Thursday, 6 June 2013

Ely

Goodbye to Patrick and Margaret again and we hopefully will see them in Australia next year. We had a nice walk around Ramsey. The town grew up around Ramsey Abbey, a Benedictine monastery. The town manor is built on the site of (and using materials from) the ancient Abbey and is the seat of the Lords de Ramsey, major landowners in Lincolnshire and Cambridgeshire. The remains of the Abbey are now home to part of the town's secondary school. There were lots of old houses in the old town.
The town still has a church green.
The building of the parish church of St Thomas a Becket of c.1180-90 began as a hospital, infirmary or guesthouse of the abbey. It was originally an aisled hall with a chapel at the east end with a vestry on the north side and the warden's lodgings on the south, but both these have been demolished. The building became the parish church c. 1222.
Abbey remains.
The almshouses in Ramsey.
Leaving Ramsey we saw the Forty Foot which is a huge drain running alongside of the road. It is actually above the level of the surrounding fields and works by a series of pumps the water uphill into the drain. This protects the surrounding land from the sea. This type of land is called a Fen. A fen is the local name for an individual area of marshland or former marshland and also designates the type of marsh typical of the area, which has neutral or alkaline water chemistry and relatively large quantities of dissolved minerals, but few other plant nutrients.

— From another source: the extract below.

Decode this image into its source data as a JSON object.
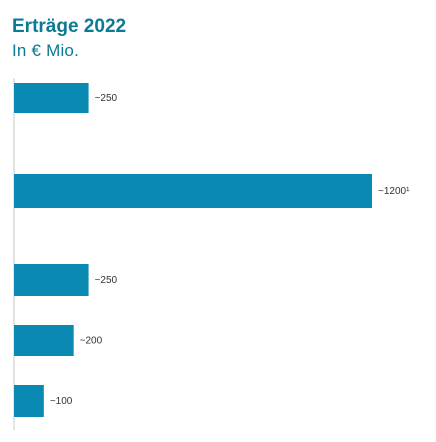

The Fenland primarily lies around the coast of the Wash. (The Wash is the square-mouthed bay and estuary on the northwest margin of East Anglia on the east coast of England, where Norfolk meets Lincolnshire. It is among the largest estuaries in the United Kingdom. It is fed by the Rivers Witham, Welland, Nene and Great Ouse.). The Fens is situated in 4 counties -Lincolnshire, Cambridgeshire, Norfolk and a small area of Suffolk).
Most of the Fenland lies within a few metres of sea level. As with similar areas in the Netherlands, much of the Fenland originally consisted of fresh- or salt-water wetlands, which have been artificially drained and continue to be protected from floods by drainage banks and pumps. With the support of this drainage system, the Fenland has become a major arable agricultural region in Britain for grains and vegetables. The Fens are particularly fertile, containing around half of the grade 1 agricultural land in England. (Wikipedia)
Next stop was Ely, a medieval town on the way to Cambridge. It is built on a 60 sq km Kimmeridge Clay island which, at 26 m is the highest land in the fens. Major rivers including the Witham, Welland, Nene and Great Ouse, feed into the fens and, until draining commenced in the seventeenth century, formed freshwater marshes and it was no longer an island. The name originates from Island of the Eels.
Ely Cathedral, a very impressive looking cathedral.
An abbey was founded here by Etheldreda in AD 673; the abbey was destroyed in 870 by Danish invaders and was rebuilt by Ethelwold, Bishop of Winchester, in 970. Construction of the cathedral was started in 1083 by the first Norman bishop, Simeon. Building continued until the dissolution of the abbey in 1539 during the Reformation. The cathedral was sympathetically restored between 1845 and 1870.
Oliver Cromwell lived here for several years. The house is now a museum and it gave us good information about the civil war.
We ran out of puff before seeing all there was to see so we made our way to Cambridge where we were staying the night.